Consider the following abstract idea, for bloom filter matching, that was proposed to me as an alternative to looking up individual candidates one at a time...

Assume we are using a general purpose bloom filter that sets K bits per entry where K is undetermined but > 1

We build a bloom filter for a collection. We then have a candidate list of items we want to check against that filter so we build another filter out of the candidate list. We then perform perform a bit intersection (binary and operation) on the two filters. It is assumed that if any of the bits in the result are set there is a reasonably good probability that one of the items in Set B can be found in set A.

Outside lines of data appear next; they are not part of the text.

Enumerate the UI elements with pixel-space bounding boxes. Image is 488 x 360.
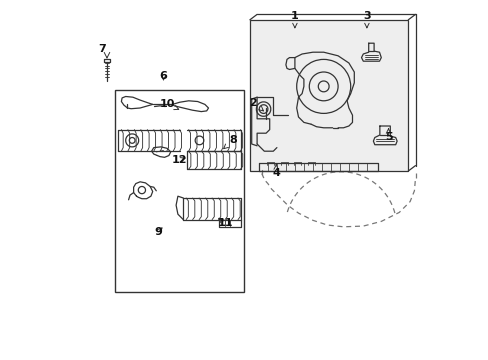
Bar xyxy=(115,90,244,292)
Text: 1: 1 xyxy=(290,11,298,28)
Text: 9: 9 xyxy=(154,227,162,237)
Polygon shape xyxy=(249,20,407,171)
Text: 10: 10 xyxy=(160,99,178,109)
Text: 3: 3 xyxy=(363,11,370,28)
Text: 7: 7 xyxy=(98,44,106,54)
Text: 8: 8 xyxy=(223,135,236,149)
Text: 5: 5 xyxy=(384,129,391,142)
Text: 11: 11 xyxy=(217,218,232,228)
Text: 2: 2 xyxy=(249,98,263,111)
Text: 12: 12 xyxy=(172,155,187,165)
Text: 4: 4 xyxy=(272,165,280,178)
Text: 6: 6 xyxy=(159,71,167,81)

It is my contention that, actually, the probability of a false positive is very high because we are saying if any bit in filter A matches any bit in filter B there is a match. I see this as being no different to the Birthday Paradox where we ask if any person in the room shares any birthday.

Am I wrong or right and (without going beyond simple high school maths - as I am really not that clever) can you prove it? Would this still be an issue if we only set 1 bit per entry?

NB. This is not a "homework question" - check my profile - it is a real world discussion I am having.

Thank you.

Intuitively, I'd come to the same conclusion.

But let's try to do the math.

Take a simple example of a set B of size 1. That would be the normal case when checking if an item is present in the bloom filter. However, there is a large difference in the approach taken to perform that check :

normal approach : check if all bits of B are set in A

proposed approach : check if at least one bit of B is set in A

The chance of false positives is respectively (where m is the number of bits in the bloom filter, k is the number of hash functions, and n is the number of items stored in the bloom filter) :

normal approach : p^k

proposed approach : 1 - (1 - p)^k

where p is the probability that a certain bit is 1 in A :

p = (1 - ((1 - (1 / m))^(kn)))

with k = 3, m = 256, n = 64 for example, we get that p ~= 0.52833, so that would give the following chances of false positives :

normal approach : (0.52833)^3 ~= 0.14747

proposed approach : 1 - (1 - 0.52833)^3 ~= 0.89507

so, the proposed approach has a 6 times higher chance of a false positive (for this example), or almost a 90% chance of a false positive (for this example).

Now, let's extrapolate that to a set B of size l. Now :

normal approach : for each of the items, check if all bits from the hash functions are set in A, sequentially

proposed approach : check if at least one bit of B is set in A

The chance of false positives is now respectively :

normal approach : 1 - (1 - p^k)^l

proposed approach : 1 - (1 - p)^qm

where q is the probability that a certain bit is 1 in B :

q = (1 - ((1 - (1 / m))^(kl)))

with k = 3, m = 256, n = 64, l = 8 for example, we get that p ~= 0.52833 and q ~= 0.08966, so that would give the following chances of false positives :

normal approach : 1 - (1 - (0.52833)^3)^8 ~= 0.72096

proposed approach : 1 - (1 - 0.52833)^(0.08966 * 256) ~= 0.99999996

so, the proposed approach has almost a 100% chance of a false positive (for this example).

I know you said not to use maths, but it was the easiest way for me to prove that our intuition is right, and it seems our intuition didn't deceive us heh.

Please do check my calculations, since I just quickly jotted them down.